If you’re a recent college graduate or plan to be one in the near future, you know that the job outlook is looking pretty bleak these days. With only 55% of the 16-29 year old demographic gainfully employed, the recession and job crisis has taken the hardest toll on young people, many of whom are anxious to apply their college degrees in the workplace.
Although you will be competing with record numbers of career veterans in the job marketplace, the good news is that a college degree significantly increases the odds that you will eventually land a good job. Going into 2012, many employers are reporting that their campus hiring targets will return to pre-recession levels. Here’s what you need to know as you attempt to transform your degree into a profitable career.
Organization is the golden rule of any job search. Clutter and disarray might have gotten you through four years of college, but it won’t help you launch a career. Before you do anything else, sit down with a career center representative to devise a strategic plan that includes action items and reasonable timeframes.

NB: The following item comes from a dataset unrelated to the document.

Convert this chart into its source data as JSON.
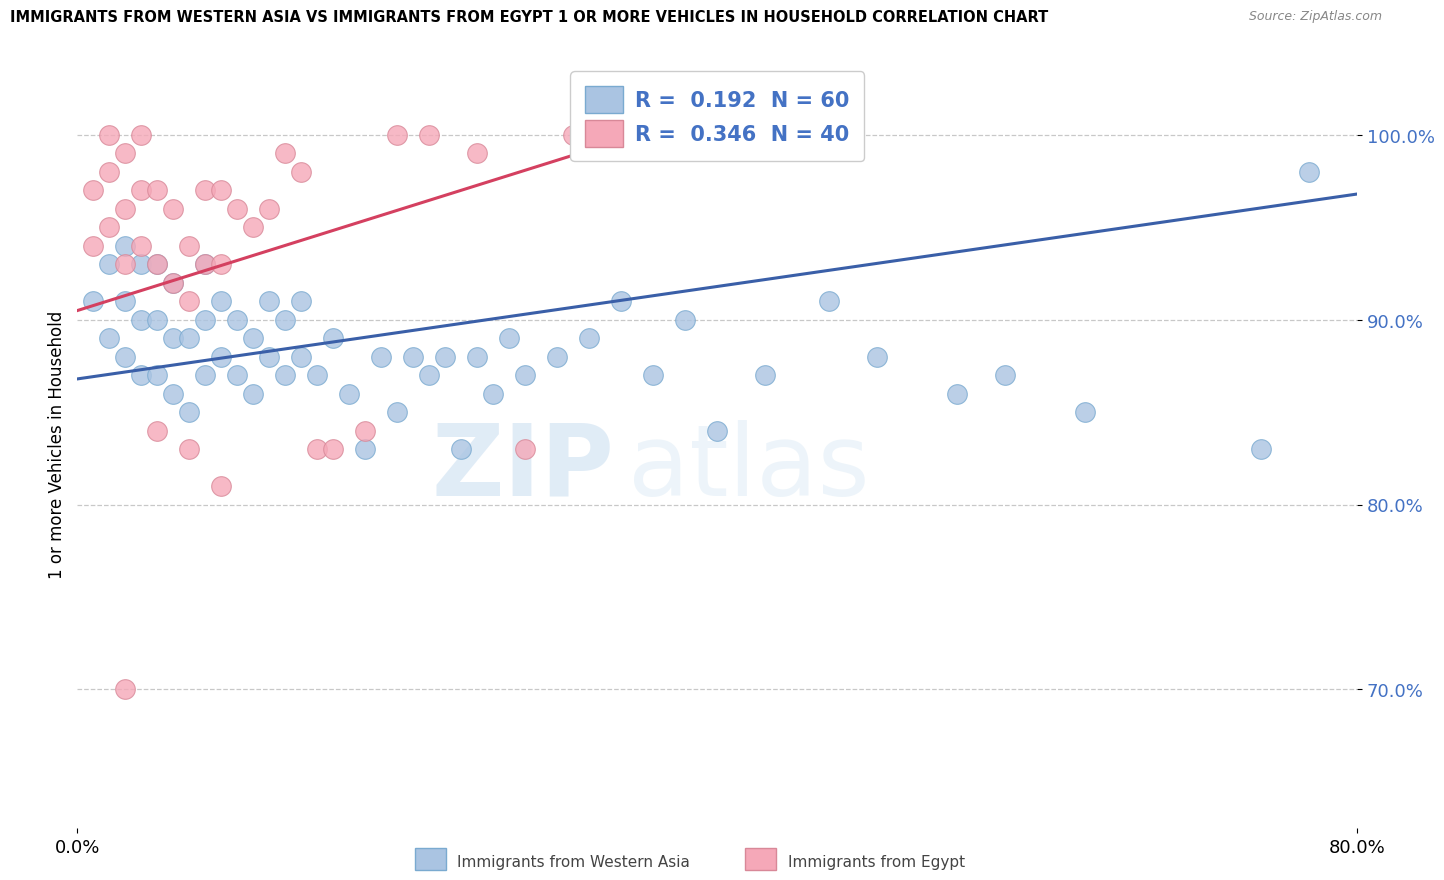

The best time to begin preparing for your job search is freshman year. Internships (paid and unpaid) can be gateways to employment, especially in fields that are difficult to break into. If you haven’t done an internship yet, don’t panic. Work with the experiences you have and if necessary, delay your job search by a few months so you can intern in your field.
We get it – you’re broke. But cash isn’t necessarily the most important resource in a first job search. Chances are you have friends, acquaintances and alumni contacts in thousands of companies. Start shaking trees and look for contacts that can be leveraged to help you get your foot in the door with targeted employers.
It took you four years (or more) to get your degree. Hopefully it won’t take you that long to find a job in your field. However, you can’t expect a job to materialize overnight. Job searches take time, so settle in for the long haul and put in the work it takes to land a good offer.
Think Out of the Box
Within limits, out-of-the-box thinking can be useful in a first job search. Too much creativity (e.g. tweeting your resume to employers) can be dangerous. But in general, don’t be afraid to innovate when it comes to identifying great gigs and networking with employers.